И все же ключевыми в его трансформации были вовсе не прическа или борода. Потянувшись к шкафу, Вэнс снял с полки толстую книгу энциклопедического формата. Это был выпущенный ограниченным тиражом альбом с репродукциями картин современных русских художников. Ни Вэнс, ни постоянный обитатель этой камеры искусством не интересовались. Тем не менее альбом оказался весьма ценным, ибо был напечатан на такой толстой и плотной бумаге, что опытному человеку не составляло труда вскрыть страницы со стороны обреза и спрятать внутри тончайшие пленки с нанесенными на них переводными картинками-татуировками. Картинки были выполнены по фотографиям, которые Вэнс сделал в тюрьме с помощью контрабандного смартфона, засняв затейливые цветные рисунки, покрывавшие шею и руки Джейсона Коллинза – человека, который как раз в эти минуты лежал на кровати в камере Вэнса.
Да, сегодня Джеко Вэнс был вовсе не в своей камере. Задуманный им отвлекающий маневр сработал безупречно.

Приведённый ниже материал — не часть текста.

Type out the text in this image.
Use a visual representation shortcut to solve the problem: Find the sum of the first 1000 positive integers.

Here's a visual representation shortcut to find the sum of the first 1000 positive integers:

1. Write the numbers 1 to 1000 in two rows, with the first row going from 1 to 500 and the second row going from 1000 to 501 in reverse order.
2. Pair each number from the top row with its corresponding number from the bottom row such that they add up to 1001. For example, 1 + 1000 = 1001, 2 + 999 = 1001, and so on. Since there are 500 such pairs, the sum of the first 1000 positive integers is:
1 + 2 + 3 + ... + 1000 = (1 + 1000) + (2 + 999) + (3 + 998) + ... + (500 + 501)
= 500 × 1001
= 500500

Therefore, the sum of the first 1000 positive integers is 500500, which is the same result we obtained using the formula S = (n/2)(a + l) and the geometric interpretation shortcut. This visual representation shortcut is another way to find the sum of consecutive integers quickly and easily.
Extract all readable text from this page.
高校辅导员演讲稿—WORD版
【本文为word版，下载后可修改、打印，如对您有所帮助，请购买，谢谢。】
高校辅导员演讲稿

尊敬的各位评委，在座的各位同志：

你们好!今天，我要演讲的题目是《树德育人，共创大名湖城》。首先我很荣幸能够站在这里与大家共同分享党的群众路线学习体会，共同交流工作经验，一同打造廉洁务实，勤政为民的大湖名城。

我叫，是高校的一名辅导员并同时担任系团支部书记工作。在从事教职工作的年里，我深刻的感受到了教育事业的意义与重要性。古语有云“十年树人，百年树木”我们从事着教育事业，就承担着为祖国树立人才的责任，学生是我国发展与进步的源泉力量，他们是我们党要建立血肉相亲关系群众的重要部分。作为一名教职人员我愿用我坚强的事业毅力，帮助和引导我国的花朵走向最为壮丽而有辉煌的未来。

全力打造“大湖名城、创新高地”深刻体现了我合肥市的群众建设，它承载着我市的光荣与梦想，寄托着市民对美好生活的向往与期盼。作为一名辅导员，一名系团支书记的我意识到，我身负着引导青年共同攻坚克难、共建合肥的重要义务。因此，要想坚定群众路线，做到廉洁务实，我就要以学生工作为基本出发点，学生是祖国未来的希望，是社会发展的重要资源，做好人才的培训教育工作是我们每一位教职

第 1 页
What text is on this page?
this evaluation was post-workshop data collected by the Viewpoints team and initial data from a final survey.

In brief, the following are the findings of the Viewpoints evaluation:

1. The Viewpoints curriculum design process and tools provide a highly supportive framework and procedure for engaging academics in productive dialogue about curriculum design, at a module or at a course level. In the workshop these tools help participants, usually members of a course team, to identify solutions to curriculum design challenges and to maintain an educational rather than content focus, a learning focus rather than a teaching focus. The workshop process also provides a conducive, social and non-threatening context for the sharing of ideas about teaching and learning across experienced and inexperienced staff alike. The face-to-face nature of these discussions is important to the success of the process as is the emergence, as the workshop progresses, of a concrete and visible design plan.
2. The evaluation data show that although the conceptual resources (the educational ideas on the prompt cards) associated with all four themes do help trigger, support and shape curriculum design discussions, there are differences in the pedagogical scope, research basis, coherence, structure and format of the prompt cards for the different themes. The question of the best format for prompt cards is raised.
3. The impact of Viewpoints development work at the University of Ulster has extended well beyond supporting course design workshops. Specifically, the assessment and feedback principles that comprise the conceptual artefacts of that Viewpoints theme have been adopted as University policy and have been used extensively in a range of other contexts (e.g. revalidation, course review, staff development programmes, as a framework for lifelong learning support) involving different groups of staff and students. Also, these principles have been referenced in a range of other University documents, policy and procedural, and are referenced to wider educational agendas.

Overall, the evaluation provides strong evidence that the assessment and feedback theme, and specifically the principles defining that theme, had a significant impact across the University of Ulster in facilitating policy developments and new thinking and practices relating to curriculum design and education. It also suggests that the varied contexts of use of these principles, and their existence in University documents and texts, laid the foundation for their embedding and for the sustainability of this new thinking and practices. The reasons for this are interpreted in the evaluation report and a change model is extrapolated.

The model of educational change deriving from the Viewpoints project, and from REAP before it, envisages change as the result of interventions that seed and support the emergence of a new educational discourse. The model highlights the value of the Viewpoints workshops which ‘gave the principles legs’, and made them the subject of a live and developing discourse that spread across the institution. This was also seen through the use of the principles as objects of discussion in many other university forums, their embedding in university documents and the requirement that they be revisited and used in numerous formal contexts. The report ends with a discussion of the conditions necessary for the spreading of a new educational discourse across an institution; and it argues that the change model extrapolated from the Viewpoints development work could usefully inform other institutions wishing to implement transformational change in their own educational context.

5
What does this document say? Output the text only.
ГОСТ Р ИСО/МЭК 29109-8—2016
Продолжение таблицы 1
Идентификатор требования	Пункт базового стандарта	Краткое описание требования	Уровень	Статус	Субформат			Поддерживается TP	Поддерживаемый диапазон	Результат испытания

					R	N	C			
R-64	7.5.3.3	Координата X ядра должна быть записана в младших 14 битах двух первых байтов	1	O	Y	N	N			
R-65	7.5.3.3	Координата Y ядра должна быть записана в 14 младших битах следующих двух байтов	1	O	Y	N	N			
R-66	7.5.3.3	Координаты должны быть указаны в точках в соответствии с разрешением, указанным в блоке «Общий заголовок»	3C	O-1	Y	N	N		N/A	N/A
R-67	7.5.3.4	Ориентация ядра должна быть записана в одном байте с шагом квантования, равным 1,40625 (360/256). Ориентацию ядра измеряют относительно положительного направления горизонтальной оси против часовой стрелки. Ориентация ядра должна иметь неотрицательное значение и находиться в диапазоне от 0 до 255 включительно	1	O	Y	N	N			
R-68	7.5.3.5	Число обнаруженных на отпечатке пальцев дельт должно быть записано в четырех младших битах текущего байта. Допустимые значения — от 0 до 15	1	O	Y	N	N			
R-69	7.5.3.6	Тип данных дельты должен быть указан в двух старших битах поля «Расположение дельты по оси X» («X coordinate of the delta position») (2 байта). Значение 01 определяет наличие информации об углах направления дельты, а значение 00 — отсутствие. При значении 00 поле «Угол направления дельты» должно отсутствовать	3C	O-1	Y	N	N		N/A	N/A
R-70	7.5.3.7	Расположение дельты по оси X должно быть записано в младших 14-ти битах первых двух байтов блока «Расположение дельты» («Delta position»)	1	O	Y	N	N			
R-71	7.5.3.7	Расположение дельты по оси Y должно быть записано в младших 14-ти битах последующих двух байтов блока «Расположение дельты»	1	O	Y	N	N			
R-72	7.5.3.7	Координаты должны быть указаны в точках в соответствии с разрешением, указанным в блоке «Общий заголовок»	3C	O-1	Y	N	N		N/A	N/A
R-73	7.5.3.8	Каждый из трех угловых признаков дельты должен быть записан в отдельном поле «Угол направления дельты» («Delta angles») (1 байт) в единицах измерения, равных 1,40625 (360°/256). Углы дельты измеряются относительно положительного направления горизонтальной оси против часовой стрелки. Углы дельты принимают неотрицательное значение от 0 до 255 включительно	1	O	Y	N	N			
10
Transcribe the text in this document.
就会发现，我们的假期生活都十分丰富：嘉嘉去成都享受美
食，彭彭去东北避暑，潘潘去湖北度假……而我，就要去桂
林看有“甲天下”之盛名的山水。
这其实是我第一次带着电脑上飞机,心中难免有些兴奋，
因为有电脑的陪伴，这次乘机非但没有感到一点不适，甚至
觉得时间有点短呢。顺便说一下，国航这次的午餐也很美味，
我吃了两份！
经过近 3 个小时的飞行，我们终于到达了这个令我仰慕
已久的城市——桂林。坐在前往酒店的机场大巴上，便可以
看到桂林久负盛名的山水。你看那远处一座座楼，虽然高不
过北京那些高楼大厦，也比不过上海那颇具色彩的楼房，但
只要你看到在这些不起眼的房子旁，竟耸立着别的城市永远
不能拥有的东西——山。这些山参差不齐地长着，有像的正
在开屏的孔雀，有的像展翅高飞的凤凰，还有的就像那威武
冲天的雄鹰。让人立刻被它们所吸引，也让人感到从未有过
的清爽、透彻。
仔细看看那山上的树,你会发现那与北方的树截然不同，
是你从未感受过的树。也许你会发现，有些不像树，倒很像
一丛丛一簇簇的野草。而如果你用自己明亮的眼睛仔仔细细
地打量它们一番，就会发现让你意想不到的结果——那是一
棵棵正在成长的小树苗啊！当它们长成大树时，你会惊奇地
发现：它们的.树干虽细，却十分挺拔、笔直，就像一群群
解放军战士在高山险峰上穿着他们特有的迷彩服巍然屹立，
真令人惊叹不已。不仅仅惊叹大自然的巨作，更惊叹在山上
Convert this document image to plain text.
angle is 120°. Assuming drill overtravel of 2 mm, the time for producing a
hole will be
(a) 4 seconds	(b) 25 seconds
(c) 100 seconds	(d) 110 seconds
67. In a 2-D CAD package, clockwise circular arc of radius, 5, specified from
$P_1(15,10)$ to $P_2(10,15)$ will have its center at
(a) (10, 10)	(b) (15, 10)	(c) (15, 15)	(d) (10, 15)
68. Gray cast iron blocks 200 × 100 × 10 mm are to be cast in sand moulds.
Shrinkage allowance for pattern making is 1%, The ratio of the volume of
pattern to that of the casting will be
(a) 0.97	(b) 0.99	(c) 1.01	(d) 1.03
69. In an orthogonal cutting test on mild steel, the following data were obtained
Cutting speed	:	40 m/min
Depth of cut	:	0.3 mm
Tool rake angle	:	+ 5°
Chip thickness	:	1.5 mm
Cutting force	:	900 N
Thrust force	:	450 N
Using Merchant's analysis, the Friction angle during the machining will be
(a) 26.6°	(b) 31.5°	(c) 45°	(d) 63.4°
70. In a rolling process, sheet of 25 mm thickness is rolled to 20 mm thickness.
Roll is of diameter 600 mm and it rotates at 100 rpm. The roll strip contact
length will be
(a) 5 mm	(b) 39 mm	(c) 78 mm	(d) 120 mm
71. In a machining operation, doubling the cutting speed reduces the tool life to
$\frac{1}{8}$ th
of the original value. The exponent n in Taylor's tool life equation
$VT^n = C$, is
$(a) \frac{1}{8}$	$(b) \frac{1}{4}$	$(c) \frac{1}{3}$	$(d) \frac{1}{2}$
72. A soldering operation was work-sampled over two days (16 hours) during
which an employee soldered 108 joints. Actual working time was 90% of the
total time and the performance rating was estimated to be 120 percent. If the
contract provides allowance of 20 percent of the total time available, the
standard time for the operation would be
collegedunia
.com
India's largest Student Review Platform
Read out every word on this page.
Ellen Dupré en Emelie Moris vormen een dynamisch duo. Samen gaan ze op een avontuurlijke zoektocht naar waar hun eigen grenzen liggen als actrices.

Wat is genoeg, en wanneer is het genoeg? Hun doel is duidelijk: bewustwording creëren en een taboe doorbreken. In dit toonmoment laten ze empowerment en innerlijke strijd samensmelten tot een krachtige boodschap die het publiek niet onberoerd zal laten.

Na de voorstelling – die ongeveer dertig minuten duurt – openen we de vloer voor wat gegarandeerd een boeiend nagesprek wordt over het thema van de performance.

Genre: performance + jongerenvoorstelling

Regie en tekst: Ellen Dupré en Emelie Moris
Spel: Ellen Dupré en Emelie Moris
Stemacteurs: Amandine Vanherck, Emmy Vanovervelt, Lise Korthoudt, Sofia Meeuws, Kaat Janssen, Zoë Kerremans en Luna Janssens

Чтобы осуществить подмену, ему понадобился сущий пустяк, а именно фотография жены Дэмона Тодда, которая стояла в обнимку с братом Кэша Костелло в каком-то ночном клубе. Пару часов назад Вэнс незаметно подложил снимок на стол для настольного тенниса, стоявший в общей комнате отдыха. Как он и рассчитывал, фотографию обнаружили практически сразу. Чтобы разобраться, что она означает, заключенным тоже много времени не потребовалось. Обрадованные новым развлечением, они принялись шутить и подначивать Тодда, который в конце концов не выдержал и бросился на Костелло. Для обоих это означало конец пребывания в коррекционно-психотерапевтическом блоке: одной вспышки неконтролируемой ярости хватило, чтобы перечеркнуть несколько лет «образцового поведения», но Вэнсу было на это плевать. Он никогда особо не задумывался, сколько посторонних людей может пострадать при осуществлении его планов.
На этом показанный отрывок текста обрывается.